Every time the kids audition for a play at Christian Youth Theater, they have to submit a current photograph. This means that our pre-audition routine generally includes a mini-photo shoot with each of my children. We only have to submit one photograph, but we always end up with quite a collection of poses. Of course, this gives us an opportunity to keep a frequent record of their growing years. When they're adults, they'll appreciate taking these pictures.

Dakota's audition pictures...


McKenna's audition pictures...


Whitney's audition pictures...

Saturday, September 18, 2010

Seussical Audition: Dakota

Dakota auditioned for Seussical the Musical at Spokane's Christian Youth Thearter. He sang "Come With Me" from the Boys from Syracuse. He got a call-back today and read for various parts. We won't know until tomorrow if the kids got parts.

Seussical Audition: McKenna

McKenna auditioned for Seussical the Musical at Spokane's Christian Youth Thearter. She sang "You'll be in my Heart" from Tarzan.

Seussical Audition: Whitney

Whitney auditioned for Seussical the Musical at Spokane's Christian Youth Thearter. She sang "You Can't Stop the Beat" from Hairspray.

Monday, September 13, 2010

Audition: National Anthem

Dakota auditioned to sing the national anthem at Gonzaga University athletic events. We should know in about a week whether or not he was accepted. Best of luck, Dakota!

Sunday, September 12, 2010


Whitney got a free ticket to Silverwood for completing a special reading program at school. I don't remember the specifics, but she had to read so many minutes per day and keep a log that was signed by either parent. Dakota and McKenna had the opportunity to earn a ticket as well, but they did not complete the program. Summer came to an end, and Whitney was the only one of our children to go. Dakota was a little jealous of his sister, but there's something to be said for natural consequences.

We gave Whitney the opportunity to choose one parent to go with her, and she chose me. In this picture, we're riding to the top of the Timber Terror roller coaster. We have not yet made the first plunge, but Whitney looks on with trepidation and clutches my arm.

We had lunch in the main restaurant and got this picture of ourselves in a giant mirror.

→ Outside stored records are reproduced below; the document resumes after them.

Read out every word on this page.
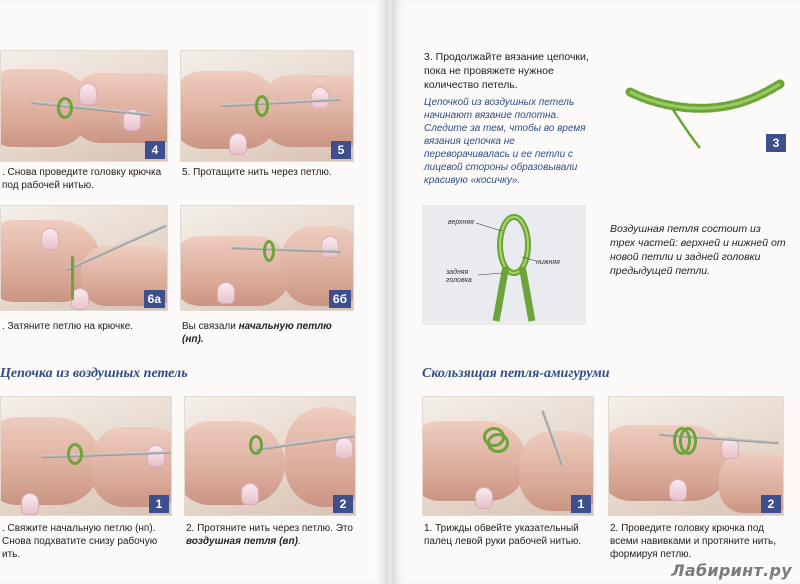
4
. Снова проведите головку крючка под рабочей нитью.
5
5. Протащите нить через петлю.
6а
. Затяните петлю на крючке.
6б
Вы связали начальную петлю
(нп).
Цепочка из воздушных петель
1
. Свяжите начальную петлю (нп). Снова подхватите снизу рабочую ить.
2
2. Протяните нить через петлю. Это воздушная петля (вп).
3. Продолжайте вязание цепочки, пока не провяжете нужное количество петель.
Цепочкой из воздушных петель начинают вязание полотна. Следите за тем, чтобы во время вязания цепочка не переворачивалась и ее петли с лицевой стороны образовывали красивую «косичку».
3
верхняя
нижняя
задняя головка
Воздушная петля состоит из трех частей: верхней и нижней от новой петли и задней головки предыдущей петли.
Скользящая петля-амигуруми
1
1. Трижды обвейте указательный палец левой руки рабочей нитью.
2
2. Проведите головку крючка под всеми навивками и протяните нить, формируя петлю.
Лабиринт.ру
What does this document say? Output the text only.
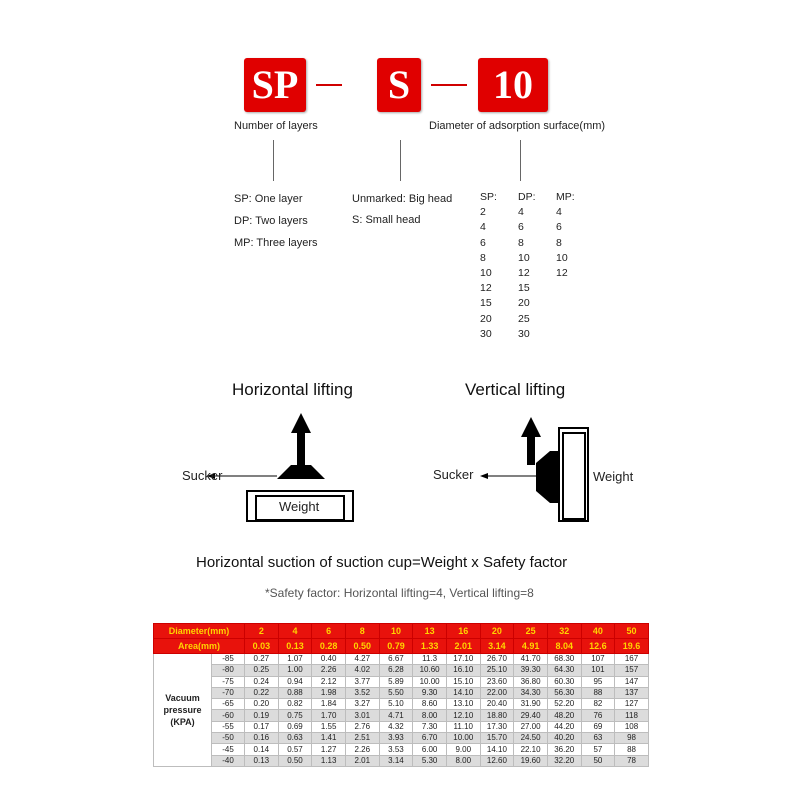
SP S	10
Number of layers	Diameter of adsorption surface(mm)
SP: One layer
DP: Two layers
MP: Three layers
Unmarked: Big head
S: Small head
SP:
2
4
6
8
10
12
15
20
30
DP:
4
6
8
10
12
15
20
25
30
MP:
4
6
8
10
12
Horizontal lifting
Sucker
Weight
Vertical lifting
Sucker	Weight
Horizontal suction of suction cup=Weight x Safety factor
*Safety factor: Horizontal lifting=4, Vertical lifting=8
Diameter(mm)		2	4	6	8	10	13	16	20	25	32	40	50
Area(mm)		0.03	0.13	0.28	0.50	0.79	1.33	2.01	3.14	4.91	8.04	12.6	19.6
Vacuum pressure (KPA)	-85	0.27	1.07	0.40	4.27	6.67	11.3	17.10	26.70	41.70	68.30	107	167
	-80	0.25	1.00	2.26	4.02	6.28	10.60	16.10	25.10	39.30	64.30	101	157
	-75	0.24	0.94	2.12	3.77	5.89	10.00	15.10	23.60	36.80	60.30	95	147
	-70	0.22	0.88	1.98	3.52	5.50	9.30	14.10	22.00	34.30	56.30	88	137
	-65	0.20	0.82	1.84	3.27	5.10	8.60	13.10	20.40	31.90	52.20	82	127
	-60	0.19	0.75	1.70	3.01	4.71	8.00	12.10	18.80	29.40	48.20	76	118
	-55	0.17	0.69	1.55	2.76	4.32	7.30	11.10	17.30	27.00	44.20	69	108
	-50	0.16	0.63	1.41	2.51	3.93	6.70	10.00	15.70	24.50	40.20	63	98
	-45	0.14	0.57	1.27	2.26	3.53	6.00	9.00	14.10	22.10	36.20	57	88
	-40	0.13	0.50	1.13	2.01	3.14	5.30	8.00	12.60	19.60	32.20	50	78
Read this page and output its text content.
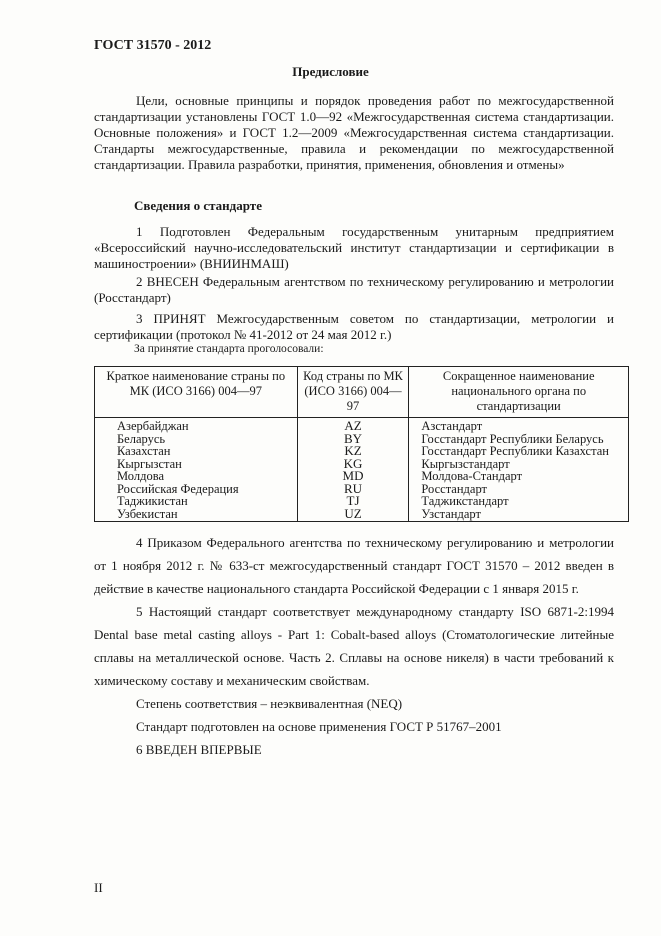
ГОСТ 31570 - 2012
Предисловие
Цели, основные принципы и порядок проведения работ по межгосударственной стандартизации установлены ГОСТ 1.0—92 «Межгосударственная система стандартизации. Основные положения» и ГОСТ 1.2—2009 «Межгосударственная система стандартизации. Стандарты межгосударственные, правила и рекомендации по межгосударственной стандартизации. Правила разработки, принятия, применения, обновления и отмены»
Сведения о стандарте
1 Подготовлен Федеральным государственным унитарным предприятием «Всероссийский научно-исследовательский институт стандартизации и сертификации в машиностроении» (ВНИИНМАШ)
2 ВНЕСЕН Федеральным агентством по техническому регулированию и метрологии (Росстандарт)
3 ПРИНЯТ Межгосударственным советом по стандартизации, метрологии и сертификации (протокол № 41-2012 от 24 мая 2012 г.)
За принятие стандарта проголосовали:
Краткое наименование страны по МК (ИСО 3166) 004—97	Код страны по МК (ИСО 3166) 004—97	Сокращенное наименование национального органа по стандартизации
Азербайджан	AZ	Азстандарт
Беларусь	BY	Госстандарт Республики Беларусь
Казахстан	KZ	Госстандарт Республики Казахстан
Кыргызстан	KG	Кыргызстандарт
Молдова	MD	Молдова-Стандарт
Российская Федерация	RU	Росстандарт
Таджикистан	TJ	Таджикстандарт
Узбекистан	UZ	Узстандарт

4 Приказом Федерального агентства по техническому регулированию и метрологии от 1 ноября 2012 г. № 633-ст межгосударственный стандарт ГОСТ 31570 – 2012 введен в действие в качестве национального стандарта Российской Федерации с 1 января 2015 г.

5 Настоящий стандарт соответствует международному стандарту ISO 6871-2:1994 Dental base metal casting alloys - Part 1: Cobalt-based alloys (Стоматологические литейные сплавы на металлической основе. Часть 2. Сплавы на основе никеля) в части требований к химическому составу и механическим свойствам.

Степень соответствия – неэквивалентная (NEQ)

Стандарт подготовлен на основе применения ГОСТ Р 51767–2001

6 ВВЕДЕН ВПЕРВЫЕ

II
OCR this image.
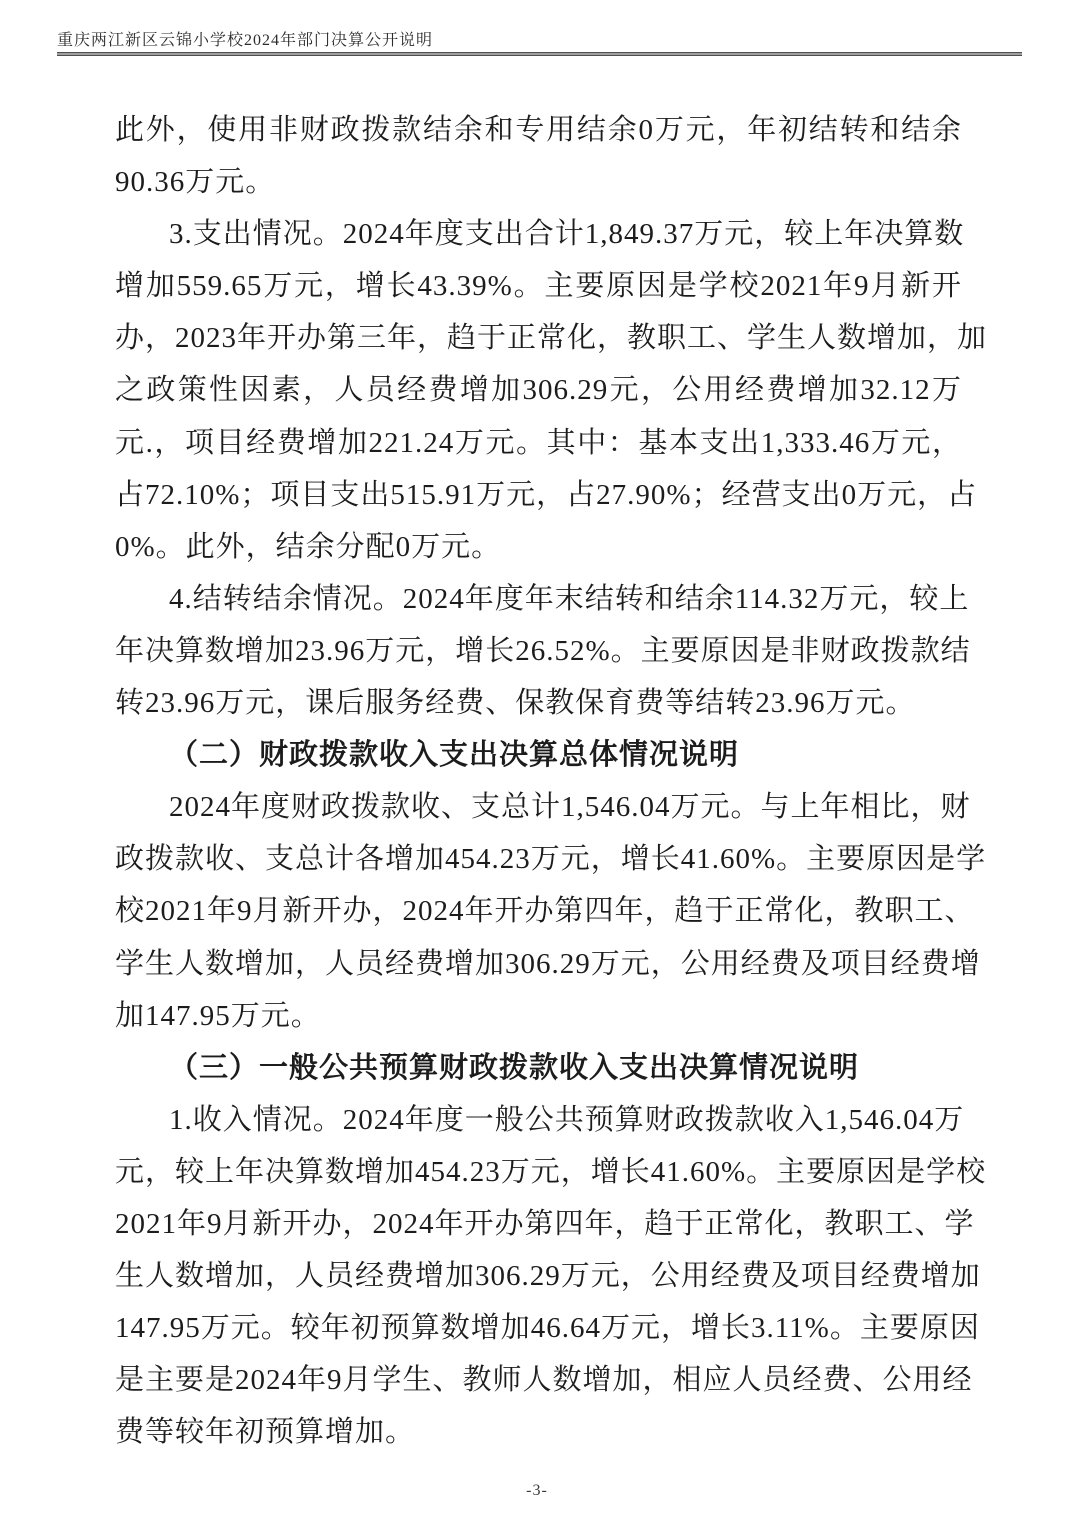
重庆两江新区云锦小学校2024年部门决算公开说明
此外，使用非财政拨款结余和专用结余0万元，年初结转和结余
90.36万元。
3.支出情况。2024年度支出合计1,849.37万元，较上年决算数
增加559.65万元，增长43.39%。主要原因是学校2021年9月新开
办，2023年开办第三年，趋于正常化，教职工、学生人数增加，加
之政策性因素，人员经费增加306.29元，公用经费增加32.12万
元.，项目经费增加221.24万元。其中：基本支出1,333.46万元，
占72.10%；项目支出515.91万元，占27.90%；经营支出0万元，占
0%。此外，结余分配0万元。
4.结转结余情况。2024年度年末结转和结余114.32万元，较上
年决算数增加23.96万元，增长26.52%。主要原因是非财政拨款结
转23.96万元，课后服务经费、保教保育费等结转23.96万元。
（二）财政拨款收入支出决算总体情况说明
2024年度财政拨款收、支总计1,546.04万元。与上年相比，财
政拨款收、支总计各增加454.23万元，增长41.60%。主要原因是学
校2021年9月新开办，2024年开办第四年，趋于正常化，教职工、
学生人数增加，人员经费增加306.29万元，公用经费及项目经费增
加147.95万元。
（三）一般公共预算财政拨款收入支出决算情况说明
1.收入情况。2024年度一般公共预算财政拨款收入1,546.04万
元，较上年决算数增加454.23万元，增长41.60%。主要原因是学校
2021年9月新开办，2024年开办第四年，趋于正常化，教职工、学
生人数增加，人员经费增加306.29万元，公用经费及项目经费增加
147.95万元。较年初预算数增加46.64万元，增长3.11%。主要原因
是主要是2024年9月学生、教师人数增加，相应人员经费、公用经
费等较年初预算增加。
-3-
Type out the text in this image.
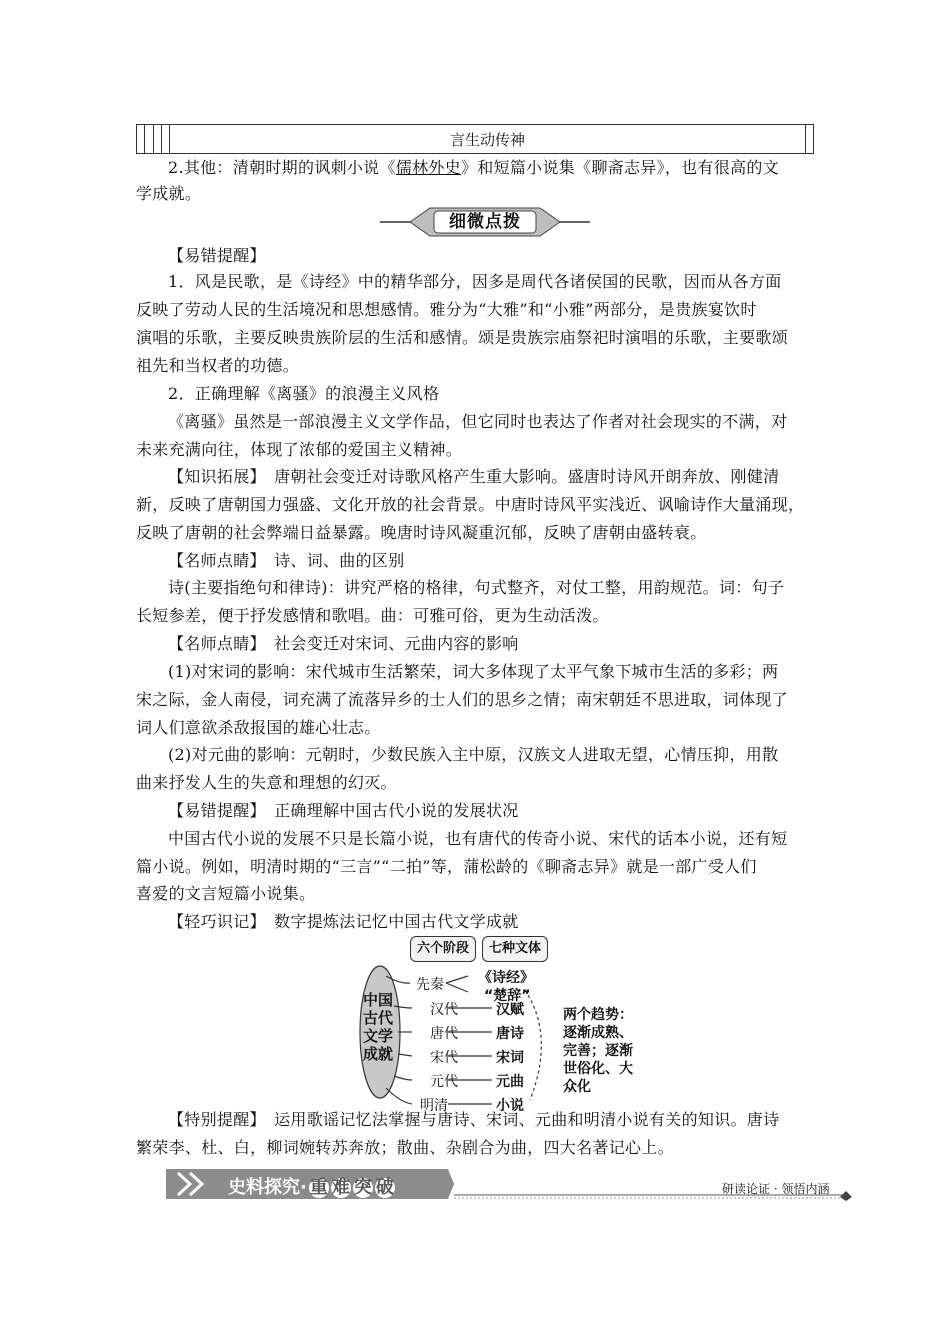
				言生动传神	

2.其他：清朝时期的讽刺小说《儒林外史》和短篇小说集《聊斋志异》，也有很高的文

学成就。

细微点拨

【易错提醒】

1．风是民歌，是《诗经》中的精华部分，因多是周代各诸侯国的民歌，因而从各方面

反映了劳动人民的生活境况和思想感情。雅分为“大雅”和“小雅”两部分，是贵族宴饮时

演唱的乐歌，主要反映贵族阶层的生活和感情。颂是贵族宗庙祭祀时演唱的乐歌，主要歌颂

祖先和当权者的功德。

2．正确理解《离骚》的浪漫主义风格

《离骚》虽然是一部浪漫主义文学作品，但它同时也表达了作者对社会现实的不满，对

未来充满向往，体现了浓郁的爱国主义精神。

【知识拓展】　唐朝社会变迁对诗歌风格产生重大影响。盛唐时诗风开朗奔放、刚健清

新，反映了唐朝国力强盛、文化开放的社会背景。中唐时诗风平实浅近、讽喻诗作大量涌现，

反映了唐朝的社会弊端日益暴露。晚唐时诗风凝重沉郁，反映了唐朝由盛转衰。

【名师点睛】　诗、词、曲的区别

诗(主要指绝句和律诗)：讲究严格的格律，句式整齐，对仗工整，用韵规范。词：句子

长短参差，便于抒发感情和歌唱。曲：可雅可俗，更为生动活泼。

【名师点睛】　社会变迁对宋词、元曲内容的影响

(1)对宋词的影响：宋代城市生活繁荣，词大多体现了太平气象下城市生活的多彩；两

宋之际，金人南侵，词充满了流落异乡的士人们的思乡之情；南宋朝廷不思进取，词体现了

词人们意欲杀敌报国的雄心壮志。

(2)对元曲的影响：元朝时，少数民族入主中原，汉族文人进取无望，心情压抑，用散

曲来抒发人生的失意和理想的幻灭。

【易错提醒】　正确理解中国古代小说的发展状况

中国古代小说的发展不只是长篇小说，也有唐代的传奇小说、宋代的话本小说，还有短

篇小说。例如，明清时期的“三言”“二拍”等，蒲松龄的《聊斋志异》就是一部广受人们

喜爱的文言短篇小说集。

【轻巧识记】　数字提炼法记忆中国古代文学成就

六个阶段	七种文体
先秦
汉代
唐代
宋代
元代
明清
《诗经》
“楚辞”
汉赋
唐诗
宋词
元曲
小说
中国古代文学成就
两个趋势：逐渐成熟、完善；逐渐世俗化、大众化

【特别提醒】　运用歌谣记忆法掌握与唐诗、宋词、元曲和明清小说有关的知识。唐诗

繁荣李、杜、白，柳词婉转苏奔放；散曲、杂剧合为曲，四大名著记心上。

史料探究· 重 难 突 破	研读论证 · 领悟内涵
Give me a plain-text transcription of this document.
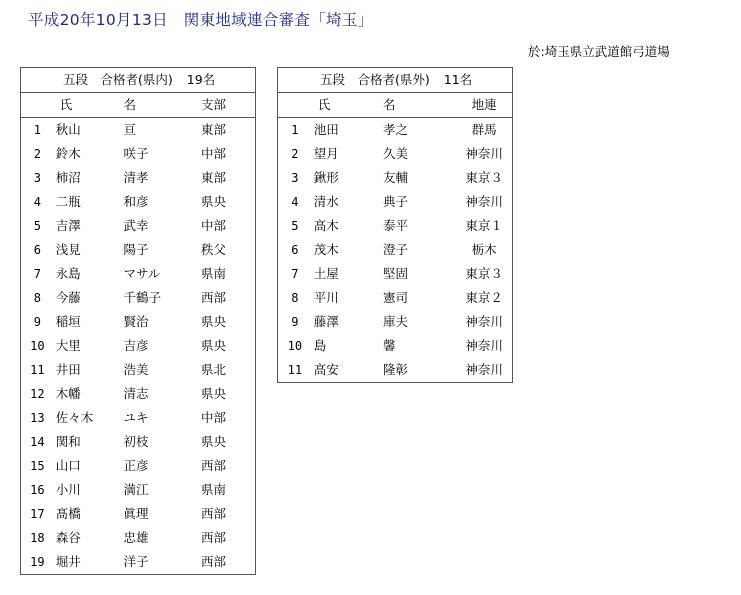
平成20年10月13日　関東地域連合審査「埼玉」
於:埼玉県立武道館弓道場
五段　合格者(県内) 19名			
	氏	名	支部
1	秋山	亘	東部
2	鈴木	咲子	中部
3	柿沼	清孝	東部
4	二瓶	和彦	県央
5	吉澤	武幸	中部
6	浅見	陽子	秩父
7	永島	マサル	県南
8	今藤	千鶴子	西部
9	稲垣	賢治	県央
10	大里	吉彦	県央
11	井田	浩美	県北
12	木幡	清志	県央
13	佐々木	ユキ	中部
14	関和	初枝	県央
15	山口	正彦	西部
16	小川	満江	県南
17	髙橋	眞理	西部
18	森谷	忠雄	西部
19	堀井	洋子	西部
五段　合格者(県外) 11名			
	氏	名	地連
1	池田	孝之	群馬
2	望月	久美	神奈川
3	鍬形	友輔	東京３
4	清水	典子	神奈川
5	高木	泰平	東京１
6	茂木	澄子	栃木
7	土屋	堅固	東京３
8	平川	憲司	東京２
9	藤澤	庫夫	神奈川
10	島	馨	神奈川
11	高安	隆彰	神奈川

Whitney modeled the consequence of standing up on the Tremors roller coaster.

The Aftershock is a new "high intensity" attraction that drops straight down and then twists all around. I begged Whitney to ride with me, but she refused. It was actually kind of cute how she said it. "I'm not ready for that ride," she said, "Next year, I promise."

Whitney riding the Log Flume.

Whitney holding the sun.

Waiting in line.

What a fun day. It was a memorable experience for both of us.


We're about to have two teenagers in our house.

In a few days, McKenna will celebrate her 13th birthday. She decided to go camping with her friends instead of having a traditional birthday party. And Rhonda, the brave soul that she is, supervised the camping trip.


On Friday afternoon, I started teaching a one-credit class in Native American film at Whitworth University. When I graduated from Whitworth in 2006, I never imagined that I would ever teach there, but this opportunity found me. During this course, we will watch seven Native American films from a variety of cinematic perspectives, and will use Critical Race Theory as a conceptual framework for examining issues of race, culture, and ethnicity.

Sunday, September 05, 2010


Wellpinit Powwow was good this year; lots of dancers, good friends, good songs. We spent Saturday together as a family, mostly at the wardance hall. Unfortunately, I got to feeling sick by the end of the evening and had trouble breathing. I'm not sure if I got seasonal allergies or just a common cold, but I didn't get to dance as much as I would have liked. We also missed the family dinner today. I'm feeling kind of sad about that.

We got to visit with my cousin Chad.

Friday, September 03, 2010

California Huckleberries

On my last day in California, a group of us picked California huckleberries (vaccinium ovatum). I was actually surprised to find huckleberries so far south, though they are smaller than the ones we find in Washington and Idaho.